McFADDEN: Has Barack Obama at this point gone far enough to satisfy you that Reverend Wright does not represent his point of view?
CLINTON: Well, it’s not me. It’s up to voters to decide what to make of this.
McFADDEN: But what do you make of all of this?
CLINTON: Well, I thought that, you know, Reverend Wright’s comments were deeply objectionable. The idea that the United States government invented AIDS, I mean, that is so outlandish that you know, everyone should be offended.
McFADDEN: Is it guilt by association? I mean, at this point. Because he’s now said I disavow this. Does it worry you a little bit about the taint of association? Because, you know, you’ve been tarred with the same brush over the years.
CLINTON: Well, when you run for the presidency, everything in your life is an open book.

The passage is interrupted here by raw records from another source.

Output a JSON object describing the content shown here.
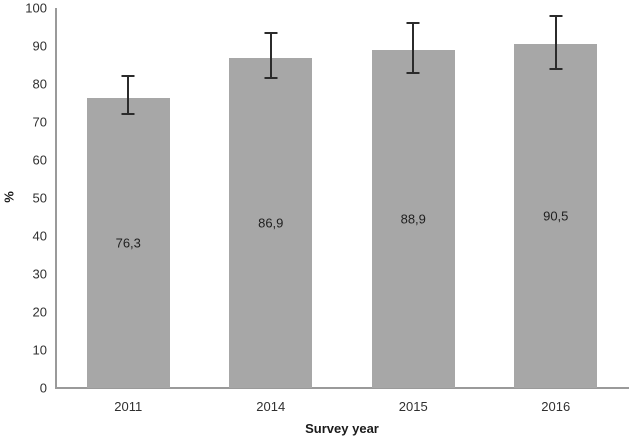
{
  "chart_data": {
    "type": "bar",
    "title": "",
    "xlabel": "Survey year",
    "ylabel": "%",
    "categories": [
      "2011",
      "2014",
      "2015",
      "2016"
    ],
    "values": [
      76.3,
      86.9,
      88.9,
      90.5
    ],
    "value_labels": [
      "76,3",
      "86,9",
      "88,9",
      "90,5"
    ],
    "error_low": [
      72,
      81.5,
      83,
      84
    ],
    "error_high": [
      82,
      93.5,
      96,
      98
    ],
    "ylim": [
      0,
      100
    ],
    "ytick_step": 10,
    "ytick_labels": [
      "0",
      "10",
      "20",
      "30",
      "40",
      "50",
      "60",
      "70",
      "80",
      "90",
      "100"
    ],
    "grid": false,
    "legend": null,
    "bar_color": "#a7a7a7",
    "error_bar_color": "#2b2b2b",
    "axis_color": "#9a9a9a",
    "text_color": "#303030"
  }
}
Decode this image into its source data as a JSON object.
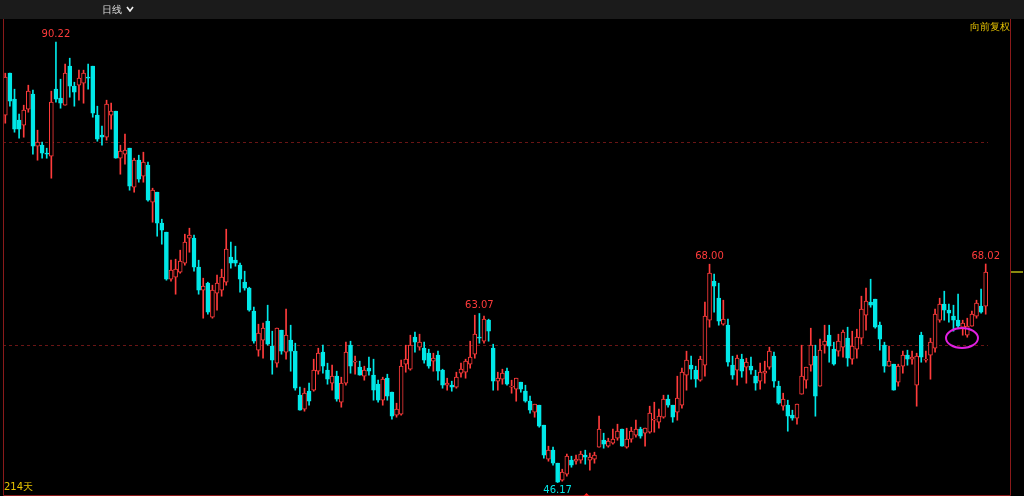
{
  "chart_data": {
    "type": "candlestick",
    "title": "日线",
    "categories": [
      null,
      null,
      null,
      null,
      null,
      null,
      null,
      null,
      null,
      null,
      null,
      null,
      null,
      null,
      null,
      null,
      null,
      null,
      null,
      null,
      null,
      null,
      null,
      null,
      null,
      null,
      null,
      null,
      null,
      null,
      null,
      null,
      null,
      null,
      null,
      null,
      null,
      null,
      null,
      null,
      null,
      null,
      null,
      null,
      null,
      null,
      null,
      null,
      null,
      null,
      null,
      null,
      null,
      null,
      null,
      null,
      null,
      null,
      null,
      null,
      null,
      null,
      null,
      null,
      null,
      null,
      null,
      null,
      null,
      null,
      null,
      null,
      null,
      null,
      null,
      null,
      null,
      null,
      null,
      null,
      null,
      null,
      null,
      null,
      null,
      null,
      null,
      null,
      null,
      null,
      null,
      null,
      null,
      null,
      null,
      null,
      null,
      null,
      null,
      null,
      null,
      null,
      null,
      null,
      null,
      null,
      null,
      null,
      null,
      null,
      null,
      null,
      null,
      null,
      null,
      null,
      null,
      null,
      null,
      null,
      null,
      null,
      null,
      null,
      null,
      null,
      null,
      null,
      null,
      null,
      null,
      null,
      null,
      null,
      null,
      null,
      null,
      null,
      null,
      null,
      null,
      null,
      null,
      null,
      null,
      null,
      null,
      null,
      null,
      null,
      null,
      null,
      null,
      null,
      null,
      null,
      null,
      null,
      null,
      null,
      null,
      null,
      null,
      null,
      null,
      null,
      null,
      null,
      null,
      null,
      null,
      null,
      null,
      null,
      null,
      null,
      null,
      null,
      null,
      null,
      null,
      null,
      null,
      null,
      null,
      null,
      null,
      null,
      null,
      null,
      null,
      null,
      null,
      null,
      null,
      null,
      null,
      null,
      null,
      null,
      null,
      null,
      null,
      null,
      null,
      null,
      null,
      null,
      null,
      null,
      null,
      null,
      null,
      null
    ],
    "ohlc": [
      [
        82.9,
        87.1,
        82.1,
        86.7
      ],
      [
        87.1,
        87.1,
        83.8,
        84.3
      ],
      [
        84.5,
        85.5,
        81.2,
        81.5
      ],
      [
        82.4,
        83,
        80.6,
        81.5
      ],
      [
        81.9,
        83.9,
        80.7,
        83.4
      ],
      [
        83.5,
        85.9,
        83.2,
        85.3
      ],
      [
        85,
        85.4,
        79,
        79.8
      ],
      [
        79.8,
        81.4,
        78.4,
        80.2
      ],
      [
        79.9,
        80.2,
        78.6,
        79.1
      ],
      [
        79.1,
        79.6,
        78.6,
        79
      ],
      [
        78.8,
        85.3,
        76.6,
        84.2
      ],
      [
        85.5,
        90.22,
        84.2,
        84.5
      ],
      [
        84.6,
        86.5,
        83.6,
        84.1
      ],
      [
        83.9,
        88,
        83.9,
        87.1
      ],
      [
        87.8,
        88.6,
        84.7,
        85.8
      ],
      [
        85.8,
        86.2,
        83.8,
        85.2
      ],
      [
        85.9,
        87.4,
        84.4,
        86.6
      ],
      [
        86.1,
        87.4,
        84.1,
        87.1
      ],
      [
        86.7,
        88,
        85.5,
        86.6
      ],
      [
        87.8,
        87.8,
        82.7,
        83.1
      ],
      [
        82.9,
        83.8,
        80.3,
        80.5
      ],
      [
        80.9,
        81.8,
        79.9,
        80.7
      ],
      [
        80.7,
        84.4,
        80.4,
        84
      ],
      [
        82.9,
        84.1,
        81.5,
        83.3
      ],
      [
        83.3,
        83.3,
        78.6,
        78.6
      ],
      [
        78.6,
        79.9,
        77,
        79.3
      ],
      [
        79,
        81,
        78,
        79.4
      ],
      [
        79.6,
        79.6,
        75.4,
        75.8
      ],
      [
        75.7,
        78.6,
        75.2,
        78.4
      ],
      [
        78.4,
        78.9,
        76.2,
        76.5
      ],
      [
        76.8,
        79.2,
        76.2,
        78.2
      ],
      [
        77.9,
        78.2,
        74.3,
        74.4
      ],
      [
        74.2,
        75.6,
        72.2,
        75.4
      ],
      [
        75.2,
        75.2,
        70.8,
        72.1
      ],
      [
        72.1,
        72.5,
        70,
        71.4
      ],
      [
        71.2,
        71.2,
        66.4,
        66.5
      ],
      [
        66.5,
        68.4,
        66.3,
        67.4
      ],
      [
        66.7,
        68.5,
        65,
        67.5
      ],
      [
        67.2,
        69.4,
        67.1,
        68.3
      ],
      [
        68.1,
        71,
        67.9,
        70.2
      ],
      [
        70.6,
        71.6,
        69.2,
        70.9
      ],
      [
        70.6,
        70.9,
        67.3,
        67.7
      ],
      [
        67.7,
        68.4,
        65,
        65.4
      ],
      [
        65.4,
        66.6,
        62.6,
        65.8
      ],
      [
        66.1,
        66.2,
        63,
        63.2
      ],
      [
        62.7,
        65.9,
        62.6,
        65.4
      ],
      [
        65.1,
        66.9,
        63.4,
        66.1
      ],
      [
        65.4,
        67.5,
        64.8,
        66.7
      ],
      [
        66.2,
        71.5,
        65.9,
        69.5
      ],
      [
        68.7,
        70.2,
        67.6,
        68.1
      ],
      [
        68.4,
        69.8,
        67.8,
        68.1
      ],
      [
        67.9,
        68.1,
        65.2,
        66.5
      ],
      [
        66.2,
        67.3,
        65.4,
        65.6
      ],
      [
        65.6,
        65.7,
        63.3,
        63.4
      ],
      [
        63.3,
        63.7,
        60.1,
        60.3
      ],
      [
        59.4,
        62,
        58.8,
        61.1
      ],
      [
        60.4,
        62.1,
        58.6,
        61.6
      ],
      [
        62.3,
        63.9,
        59.9,
        60
      ],
      [
        59.8,
        61.3,
        57,
        58.4
      ],
      [
        58.1,
        61.6,
        57.7,
        61.6
      ],
      [
        61.4,
        61.4,
        59,
        59.3
      ],
      [
        59.2,
        63.5,
        58.5,
        60.9
      ],
      [
        60.4,
        61.9,
        57.3,
        59.3
      ],
      [
        59.3,
        60.1,
        55.4,
        55.6
      ],
      [
        54.9,
        55.7,
        53.4,
        53.4
      ],
      [
        53.5,
        55.6,
        53.3,
        55.1
      ],
      [
        55.3,
        56.1,
        53.9,
        54.3
      ],
      [
        55.4,
        58.5,
        55.3,
        57.4
      ],
      [
        57.3,
        59.6,
        57,
        59.1
      ],
      [
        59.2,
        59.9,
        57.1,
        57.8
      ],
      [
        57.4,
        58.1,
        56,
        56.5
      ],
      [
        56.1,
        57.9,
        55.4,
        56.8
      ],
      [
        56.8,
        57.3,
        54.3,
        54.5
      ],
      [
        54.2,
        56.7,
        53.7,
        56.1
      ],
      [
        56.1,
        60.2,
        55.9,
        59.2
      ],
      [
        59.9,
        60.3,
        57.1,
        57.8
      ],
      [
        58.2,
        58.8,
        57,
        58.3
      ],
      [
        57.7,
        58.3,
        56.9,
        56.9
      ],
      [
        56.8,
        57.8,
        56.4,
        57.4
      ],
      [
        57.6,
        58.7,
        56.9,
        57.3
      ],
      [
        56.9,
        58.5,
        54.4,
        55.4
      ],
      [
        56,
        56.4,
        54.2,
        54.4
      ],
      [
        54.4,
        56.7,
        53.9,
        56.5
      ],
      [
        56.6,
        57,
        54.4,
        54.8
      ],
      [
        55.2,
        55.2,
        52.5,
        52.8
      ],
      [
        52.9,
        54.1,
        52.7,
        53.5
      ],
      [
        53,
        58.4,
        52.9,
        57.8
      ],
      [
        58,
        59.9,
        57.2,
        58.5
      ],
      [
        57.5,
        60.9,
        57.4,
        59.9
      ],
      [
        60.7,
        61.2,
        59.2,
        60.2
      ],
      [
        59.7,
        61,
        59.4,
        60.2
      ],
      [
        59.6,
        60.2,
        58.1,
        58.4
      ],
      [
        59.1,
        59.5,
        57.6,
        57.8
      ],
      [
        58.3,
        59.1,
        57.3,
        58.6
      ],
      [
        58.9,
        59.3,
        56.4,
        57.3
      ],
      [
        57.4,
        57.5,
        55.6,
        55.9
      ],
      [
        55.9,
        56.6,
        55.4,
        56.1
      ],
      [
        55.9,
        56.3,
        55.3,
        55.7
      ],
      [
        55.7,
        57.2,
        55.6,
        56.7
      ],
      [
        57.1,
        58.1,
        56.7,
        57.5
      ],
      [
        57.2,
        58.5,
        56.6,
        58.3
      ],
      [
        58,
        60.3,
        57.6,
        58.7
      ],
      [
        59,
        62.9,
        58.6,
        61
      ],
      [
        60.7,
        63.07,
        60.1,
        60.6
      ],
      [
        60.3,
        62.8,
        60.1,
        62.5
      ],
      [
        62.4,
        62.5,
        60.3,
        61.3
      ],
      [
        59.6,
        60,
        55.4,
        56.3
      ],
      [
        56.3,
        57.2,
        55.4,
        56.6
      ],
      [
        56.5,
        57.5,
        56,
        57.1
      ],
      [
        57.3,
        57.6,
        55.9,
        56
      ],
      [
        55.7,
        56.4,
        55.1,
        55.8
      ],
      [
        55.5,
        56.6,
        54.3,
        56.6
      ],
      [
        56.2,
        56.2,
        55.2,
        55.5
      ],
      [
        55.3,
        55.9,
        54.2,
        54.3
      ],
      [
        54.3,
        54.8,
        53.1,
        53.4
      ],
      [
        53.2,
        54,
        52.7,
        54
      ],
      [
        53.9,
        53.9,
        51.7,
        51.8
      ],
      [
        51.9,
        51.9,
        48.6,
        48.9
      ],
      [
        48.5,
        49.8,
        48.3,
        49.4
      ],
      [
        49.4,
        49.7,
        47.9,
        48.1
      ],
      [
        48.1,
        48.1,
        46.17,
        46.2
      ],
      [
        46.4,
        47.5,
        46.3,
        47.2
      ],
      [
        47,
        49,
        46.8,
        48.8
      ],
      [
        48.4,
        48.8,
        47.7,
        47.9
      ],
      [
        48.3,
        48.9,
        48,
        48.5
      ],
      [
        48.4,
        49.3,
        48.1,
        49
      ],
      [
        48.9,
        49.4,
        48,
        48.7
      ],
      [
        48.4,
        49.1,
        47.4,
        48.7
      ],
      [
        48.5,
        49.2,
        48.1,
        48.9
      ],
      [
        49.7,
        52.8,
        49.7,
        51.5
      ],
      [
        50.4,
        51.1,
        49.6,
        50
      ],
      [
        49.8,
        50.6,
        49.7,
        50.3
      ],
      [
        50.1,
        51.5,
        50,
        50.5
      ],
      [
        50.6,
        52,
        50.4,
        51.3
      ],
      [
        51.5,
        51.5,
        49.8,
        49.8
      ],
      [
        49.7,
        51.6,
        49.6,
        50.5
      ],
      [
        50.5,
        51.7,
        50.2,
        51.3
      ],
      [
        50.9,
        52.4,
        50.7,
        51.5
      ],
      [
        51.5,
        51.7,
        50.6,
        50.8
      ],
      [
        51.1,
        51.6,
        49.8,
        51.6
      ],
      [
        51.2,
        53.8,
        51.1,
        53.1
      ],
      [
        52.4,
        54.2,
        51.2,
        52.5
      ],
      [
        52.2,
        53.5,
        51.6,
        52.8
      ],
      [
        52.7,
        54.9,
        52.6,
        54.5
      ],
      [
        54.5,
        54.9,
        53.7,
        53.9
      ],
      [
        53.9,
        53.9,
        52.2,
        52.7
      ],
      [
        53.2,
        56.8,
        52.4,
        54.6
      ],
      [
        53.9,
        57.6,
        53.6,
        57.2
      ],
      [
        56.9,
        59.3,
        55.4,
        58.4
      ],
      [
        57.9,
        58.8,
        56.5,
        57.5
      ],
      [
        57.4,
        57.8,
        55.7,
        56.5
      ],
      [
        56.4,
        58.8,
        56.3,
        58.5
      ],
      [
        57.9,
        64.2,
        56.8,
        62.8
      ],
      [
        62.4,
        68,
        61.7,
        67.1
      ],
      [
        66.3,
        67,
        63.2,
        65.8
      ],
      [
        64.6,
        66.1,
        61.9,
        62.3
      ],
      [
        62,
        64.4,
        61.9,
        62.5
      ],
      [
        61.9,
        62.5,
        57.8,
        58.2
      ],
      [
        57.9,
        58.8,
        56.5,
        56.9
      ],
      [
        57.4,
        58.9,
        55.9,
        58.6
      ],
      [
        58.5,
        59,
        56.7,
        57.3
      ],
      [
        57.7,
        58.6,
        56.1,
        58.2
      ],
      [
        57.8,
        58.7,
        57,
        57.4
      ],
      [
        56.8,
        57.4,
        55.4,
        56.1
      ],
      [
        56.3,
        58.1,
        55.5,
        57.2
      ],
      [
        57.1,
        58.3,
        56.1,
        57.3
      ],
      [
        57.7,
        59.7,
        57.5,
        59.3
      ],
      [
        58.8,
        59.2,
        55.7,
        56.3
      ],
      [
        55.8,
        56.3,
        54,
        54.1
      ],
      [
        53.8,
        55.1,
        53.4,
        54.5
      ],
      [
        53.9,
        54.4,
        51.3,
        52.8
      ],
      [
        52.9,
        53.4,
        52.4,
        52.6
      ],
      [
        52.6,
        54,
        52,
        54
      ],
      [
        55,
        59.9,
        55,
        56.8
      ],
      [
        56.4,
        57.7,
        55.6,
        57.7
      ],
      [
        57.9,
        61.6,
        57.3,
        59.9
      ],
      [
        58.8,
        59.9,
        52.8,
        54.8
      ],
      [
        55.8,
        60.5,
        55.8,
        59.4
      ],
      [
        59.9,
        61.9,
        59.1,
        60.3
      ],
      [
        60.9,
        61.9,
        58.2,
        59.8
      ],
      [
        59.5,
        60.2,
        57.9,
        58
      ],
      [
        59.3,
        61,
        58.8,
        60.3
      ],
      [
        59.7,
        61.4,
        58.7,
        61.2
      ],
      [
        60.6,
        61.7,
        57.8,
        58.6
      ],
      [
        58.5,
        61.3,
        58,
        59.8
      ],
      [
        59.5,
        61.5,
        58.6,
        60.7
      ],
      [
        60.6,
        64.8,
        60,
        63.5
      ],
      [
        62.9,
        65.6,
        61.4,
        64.3
      ],
      [
        64.2,
        66.5,
        63.7,
        63.9
      ],
      [
        64.5,
        64.5,
        61.6,
        61.7
      ],
      [
        61.9,
        62.2,
        59.4,
        60.5
      ],
      [
        59.9,
        60.2,
        57.2,
        57.8
      ],
      [
        57.8,
        59.8,
        57.8,
        58.3
      ],
      [
        58,
        58,
        55.4,
        55.4
      ],
      [
        56.2,
        58,
        55.8,
        57.8
      ],
      [
        57.8,
        59.3,
        57.1,
        58.9
      ],
      [
        58.9,
        59.4,
        57.9,
        58.5
      ],
      [
        58.5,
        59.3,
        58,
        58.7
      ],
      [
        55.9,
        59.1,
        53.8,
        58.8
      ],
      [
        60.9,
        61.2,
        58.2,
        58.7
      ],
      [
        58.4,
        59.3,
        58.2,
        58.5
      ],
      [
        58.9,
        60.6,
        56.5,
        60.2
      ],
      [
        59.6,
        63.5,
        59.2,
        63
      ],
      [
        62.4,
        64.6,
        62.2,
        64
      ],
      [
        64,
        65.3,
        62.4,
        63.4
      ],
      [
        63.4,
        64,
        62.2,
        63.1
      ],
      [
        62.8,
        63.9,
        61.3,
        62.4
      ],
      [
        62.4,
        65,
        61.6,
        61.8
      ],
      [
        61.7,
        62.4,
        60.9,
        62.1
      ],
      [
        60.9,
        62.6,
        60.7,
        61.8
      ],
      [
        61.8,
        63.3,
        61.8,
        63
      ],
      [
        62.8,
        64.4,
        62.6,
        64.1
      ],
      [
        63.8,
        65.5,
        63.1,
        63.2
      ],
      [
        63.8,
        68.02,
        63,
        67.2
      ]
    ],
    "ylim": [
      44.82,
      92.52
    ],
    "yticks": [
      {
        "value": 80.2,
        "label": null
      },
      {
        "value": 59.9,
        "label": null
      }
    ],
    "grid": "y",
    "tick_labels": false,
    "annotations": [
      "向前复权",
      "214天",
      {
        "text": "90.22",
        "y": 90.22
      },
      {
        "text": "63.07",
        "y": 63.07
      },
      {
        "text": "46.17",
        "y": 46.17
      },
      {
        "text": "68.00",
        "y": 68
      },
      {
        "text": "68.02",
        "y": 68.02
      }
    ]
  }
}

That’s a wild statement, ignoring that the Clintons are incredibly slow to let records leak out of the Clinton presidential library, and have yet to release a list of donors (especially big foreign donors) to the Clinton library and foundation.
McFadden concluded by giving Hillary a platform to sum up her candidacy with another stunning line: "I don’t try to be anything I’m not. I am, you know, I am what I am." Conservatives see her saying that in a drawling Southern accent with a Yankees hat on. McFadden called her "an unrepentant fighter who all these months later is still in it to win it."